Disarmiamo le parole!
Gli insulti sono sempre più all’ordine del giorno: nelle aule di Montecitorio e in quelle di Palazzo Madama; nei dibattiti televisivi e radiofonici; nelle manifestazioni di piazza; per le strade delle nostre città (basti pensare a quando i mezzi pubblici sono in sciopero…); sui social, nei troppi commenti ai post in cui l’istinto prende il sopravvento. Ma anche nei cortili delle scuole, dove spesso i genitori condividono lamentele accusatorie verso chi educa i loro figli. Per non parlare delle partite di calcio – qualsiasi età abbiano i giocatori – e perfino degli oratori, che non riescono a tenere fuori dalla porta improperi e insolenze.
Alle parole, insomma, non si dà l’importanza che meritano. Sembra che la loro durata sia limitata ai fiati con cui le pronunciamo, come uno spiffero d’aria che pizzica e subito scompare. Non è così: le parole sono pietre, come titolava Carlo Levi un suo celebre testo. Le parole cioè rimangono, contribuiscono a costruire nel bene e nel male. Sembrano durare un soffio non perché poi scompaiono, ma perché si radicano: come fondamenta discrete di arsenali, oppure di giardini.

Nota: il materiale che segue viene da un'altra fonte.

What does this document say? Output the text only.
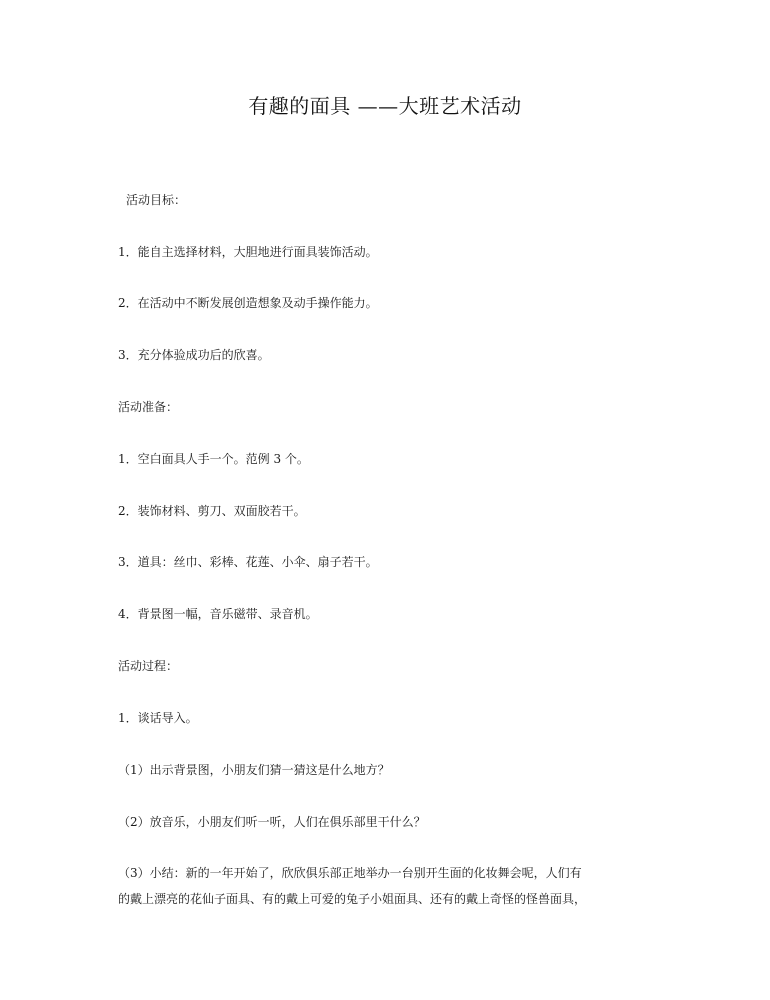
有趣的面具 ——大班艺术活动

活动目标：

1．能自主选择材料，大胆地进行面具装饰活动。

2．在活动中不断发展创造想象及动手操作能力。

3．充分体验成功后的欣喜。

活动准备：

1．空白面具人手一个。范例 3 个。

2．装饰材料、剪刀、双面胶若干。

3．道具：丝巾、彩棒、花莲、小伞、扇子若干。

4．背景图一幅，音乐磁带、录音机。

活动过程：

1．谈话导入。

（1）出示背景图，小朋友们猜一猜这是什么地方？

（2）放音乐，小朋友们听一听，人们在俱乐部里干什么？

（3）小结：新的一年开始了，欣欣俱乐部正地举办一台别开生面的化妆舞会呢，人们有

的戴上漂亮的花仙子面具、有的戴上可爱的兔子小姐面具、还有的戴上奇怪的怪兽面具，
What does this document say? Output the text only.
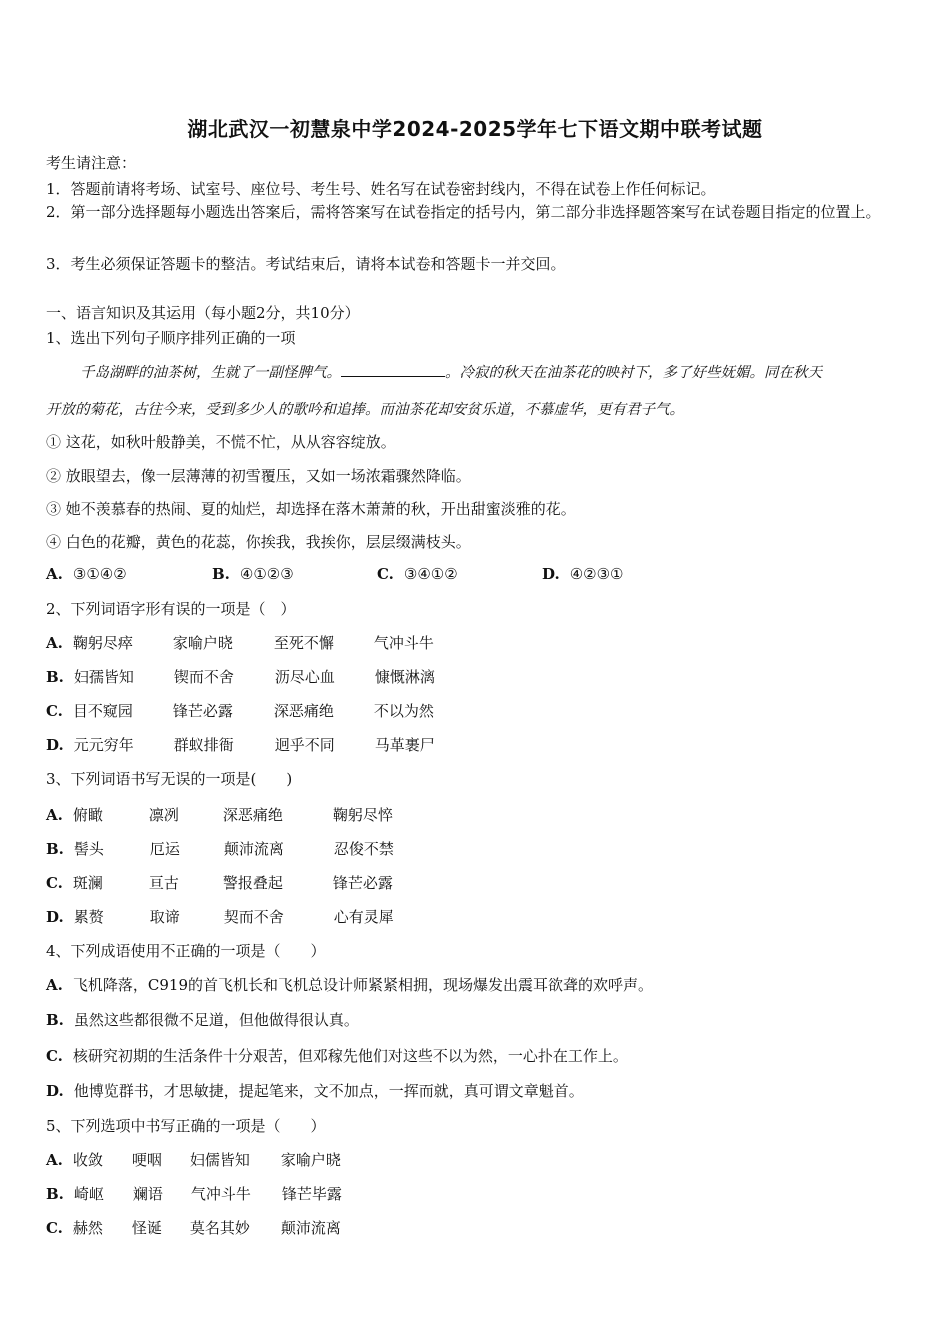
湖北武汉一初慧泉中学2024-2025学年七下语文期中联考试题
考生请注意：
1．答题前请将考场、试室号、座位号、考生号、姓名写在试卷密封线内，不得在试卷上作任何标记。
2．第一部分选择题每小题选出答案后，需将答案写在试卷指定的括号内，第二部分非选择题答案写在试卷题目指定的位置上。
3．考生必须保证答题卡的整洁。考试结束后，请将本试卷和答题卡一并交回。
一、语言知识及其运用（每小题2分，共10分）
1、选出下列句子顺序排列正确的一项
千岛湖畔的油茶树，生就了一副怪脾气。	。冷寂的秋天在油茶花的映衬下，多了好些妩媚。同在秋天
开放的菊花，古往今来，受到多少人的歌吟和追捧。而油茶花却安贫乐道，不慕虚华，更有君子气。
① 这花，如秋叶般静美，不慌不忙，从从容容绽放。
② 放眼望去，像一层薄薄的初雪覆压，又如一场浓霜骤然降临。
③ 她不羡慕春的热闹、夏的灿烂，却选择在落木萧萧的秋，开出甜蜜淡雅的花。
④ 白色的花瓣，黄色的花蕊，你挨我，我挨你，层层缀满枝头。
A. ③①④②	B. ④①②③	C. ③④①②	D. ④②③①
2、下列词语字形有误的一项是（　）
A. 鞠躬尽瘁	家喻户晓	至死不懈	气冲斗牛
B. 妇孺皆知	锲而不舍	沥尽心血	慷慨淋漓
C. 目不窥园	锋芒必露	深恶痛绝	不以为然
D. 元元穷年	群蚁排衙	迥乎不同	马革裹尸
3、下列词语书写无误的一项是(　　)
A. 俯瞰	凛冽	深恶痛绝	鞠躬尽悴
B. 髻头	厄运	颠沛流离	忍俊不禁
C. 斑澜	亘古	警报叠起	锋芒必露
D. 累赘	取谛	契而不舍	心有灵犀
4、下列成语使用不正确的一项是（　　）
A. 飞机降落，C919的首飞机长和飞机总设计师紧紧相拥，现场爆发出震耳欲聋的欢呼声。
B. 虽然这些都很微不足道，但他做得很认真。
C. 核研究初期的生活条件十分艰苦，但邓稼先他们对这些不以为然，一心扑在工作上。
D. 他博览群书，才思敏捷，提起笔来，文不加点，一挥而就，真可谓文章魁首。
5、下列选项中书写正确的一项是（　　）
A. 收敛 哽咽 妇儒皆知 家喻户晓
B. 崎岖 斓语 气冲斗牛 锋芒毕露
C. 赫然 怪诞 莫名其妙 颠沛流离
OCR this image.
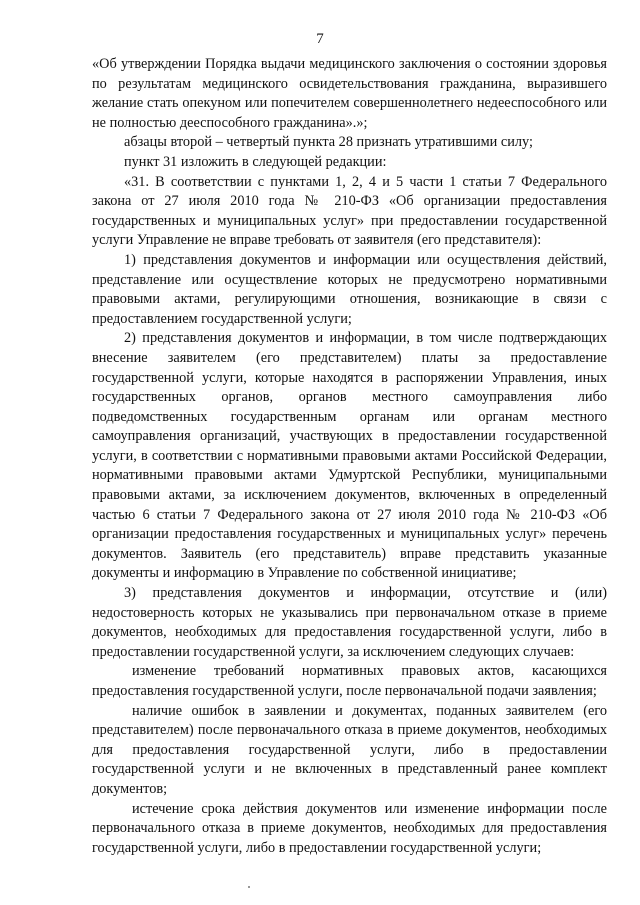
7

«Об утверждении Порядка выдачи медицинского заключения о состоянии здоровья по результатам медицинского освидетельствования гражданина, выразившего желание стать опекуном или попечителем совершеннолетнего недееспособного или не полностью дееспособного гражданина».»;

абзацы второй – четвертый пункта 28 признать утратившими силу;

пункт 31 изложить в следующей редакции:

«31. В соответствии с пунктами 1, 2, 4 и 5 части 1 статьи 7 Федерального закона от 27 июля 2010 года № 210-ФЗ «Об организации предоставления государственных и муниципальных услуг» при предоставлении государственной услуги Управление не вправе требовать от заявителя (его представителя):

1) представления документов и информации или осуществления действий, представление или осуществление которых не предусмотрено нормативными правовыми актами, регулирующими отношения, возникающие в связи с предоставлением государственной услуги;

2) представления документов и информации, в том числе подтверждающих внесение заявителем (его представителем) платы за предоставление государственной услуги, которые находятся в распоряжении Управления, иных государственных органов, органов местного самоуправления либо подведомственных государственным органам или органам местного самоуправления организаций, участвующих в предоставлении государственной услуги, в соответствии с нормативными правовыми актами Российской Федерации, нормативными правовыми актами Удмуртской Республики, муниципальными правовыми актами, за исключением документов, включенных в определенный частью 6 статьи 7 Федерального закона от 27 июля 2010 года № 210-ФЗ «Об организации предоставления государственных и муниципальных услуг» перечень документов. Заявитель (его представитель) вправе представить указанные документы и информацию в Управление по собственной инициативе;

3) представления документов и информации, отсутствие и (или) недостоверность которых не указывались при первоначальном отказе в приеме документов, необходимых для предоставления государственной услуги, либо в предоставлении государственной услуги, за исключением следующих случаев:

изменение требований нормативных правовых актов, касающихся предоставления государственной услуги, после первоначальной подачи заявления;

наличие ошибок в заявлении и документах, поданных заявителем (его представителем) после первоначального отказа в приеме документов, необходимых для предоставления государственной услуги, либо в предоставлении государственной услуги и не включенных в представленный ранее комплект документов;

истечение срока действия документов или изменение информации после первоначального отказа в приеме документов, необходимых для предоставления государственной услуги, либо в предоставлении государственной услуги;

Sono proprio le parole – e i toni con cui sono state pronunciate – ad aver fatto notizia questa settimana: quelle sul riarmo europeo; quelle sul manifesto di Ventotene; quelle sugli scontri a Istanbul dopo l’arresto del sindaco Erdogan; quelle pronunciate in Medio Oriente contro il licenziamento del capo dello ShinBet; quelle del presidente Mattarella per commemorare le vittime delle mafie; quelle rivolte alla maestra d’asilo presente su Onlyfans; soprattutto quelle di papa Francesco che, da oltre un mese ricoverato in ospedale, ha voluto scrivere al Corriere della Sera un messaggio che – da quando è stato pubblicato, il 18 marzo – continua giustamente a stare tra i primi titoli dei media. A partire dalla condizione sofferente che sta vivendo da oltre un mese, il Pontefice ha avuto l’audacia di esternare una grande verità: quando si è fragili, segnati per esempio dalla malattia, tutto è visto con una maggior lucidità. È più chiaro cioè il confine tra bene e male, tra «ciò che dura e ciò che passa, ciò che fa vivere e ciò che uccide». E in tale lucidità – che, se ce ne fosse stato bisogno, in questo periodo lo caratterizza ancora di più – il Papa si è rivolto a nostro avviso a ciascuna e ciascuno di noi, non solo ai professionisti dell’informazione: «Vorrei incoraggiare tutti coloro che dedicano lavoro e intelligenza a informare, attraverso strumenti di comunicazione che ormai uniscono il nostro mondo in tempo reale: sentite tutta l’importanza delle parole. Non sono mai soltanto parole: sono fatti che costruiscono gli ambienti umani. Possono collegare o dividere, servire la verità o servirsene. Dobbiamo disarmare le parole, per disarmare le menti e disarmare la Terra».
Sì, dobbiamo proprio disarmare le parole. Dappertutto.